Bol paça kot pantolon, üzerine koyu yeşil bir kazak ve son olarak üzerine bej kabanımı giydim. Yanaklarımı ve burnumun üzerini allık ile olabildiğince kızarttıktan sonra aynı tondaki rujumu sürdüm ve evden çıktım. Kapıda arabaya yaslanmış bir haftalık sevgilime gülümseyerek açtığı kollarına girdim. Alnımı öptü, bir tutam saçımı kulağımın arkasına sıkıştırdı.

"Özlemişim." Burnunu saçlarıma gömdü ve kokumu içine çekti.

"Bende, hemde çok."

"Hadi üşüme arabaya geç."

Açtığı kapıya karşın reverans yaptım. "Çok centilmensiniz beyfendi."

Gülüşerek arabaya bindik. " Kaç ay oldu o içeri gireli?"

Sorduğum soruya karşın omuzlarını silkti. "Bilmem, bir veya iki, saymadım."

Bakışlarım yola dönünce yolun akıcılığı ve durgunluğu uykumu getirmişti.

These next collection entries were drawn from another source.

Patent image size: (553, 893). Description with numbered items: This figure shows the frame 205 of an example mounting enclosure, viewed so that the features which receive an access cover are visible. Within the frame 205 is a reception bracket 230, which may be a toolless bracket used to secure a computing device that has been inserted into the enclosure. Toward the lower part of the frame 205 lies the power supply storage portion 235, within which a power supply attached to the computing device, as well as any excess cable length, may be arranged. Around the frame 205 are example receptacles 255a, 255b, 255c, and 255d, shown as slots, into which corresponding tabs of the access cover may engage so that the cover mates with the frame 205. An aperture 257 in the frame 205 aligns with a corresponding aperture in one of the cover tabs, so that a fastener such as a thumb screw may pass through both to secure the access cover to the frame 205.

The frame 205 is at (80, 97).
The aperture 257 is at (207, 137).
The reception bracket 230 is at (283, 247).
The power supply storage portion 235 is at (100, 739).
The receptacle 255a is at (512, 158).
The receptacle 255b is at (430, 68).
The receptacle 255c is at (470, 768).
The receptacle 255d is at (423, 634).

Göz kapaklarım geçen gecenin verdiği uykusuzluk ile kapandı.

...

"Asil?"

Adımın seslenilmesi ile bilincim açıldı lakin gözlerim hala kapalıydı. Yanağıma değen sakalları görmezden gelmeye çalıştım ama olmadı. Huylandığım için güldüm ve gözlerimi açıp beni öpen sevgilim ile göz göze geldim.

"Günaydın güzellik."

Bende onun yanağını öptüm. "Günaydın." ve ışık hızı ile açtığı kapımdan indim. Arabayı kitledi, geçen hafta geldiğimiz kapıdan tekrar geçtik.

"Kelvin Crosk ile görüşmek istiyoruz."

Bu sefer güvenlikteki görevli kadındı ve çok daha kibardı.

"Tabii ki kimlik kartınızı alabilir miyim?"

İkimiz de kimliklerimizi verdik, kısa süre sonra kendimi koridorda yürürken buldum. Soğuk, soluk renkli duvarlardan geçerken aklımdaki tek şey bu yeri hakettiğiydi. Görüşme alanına gelince biz hariç sadece bir kadının olduğunu gördüm. Büyük ihtimalle avukattı çünkü masaya koyduğu büyük siyah çantasını elinden hiç bırakmıyor ve sürekli telefonu ile ilgileniyor, müvekkilinin gelmesini bekliyordu, yani tahminim o yöndeydi.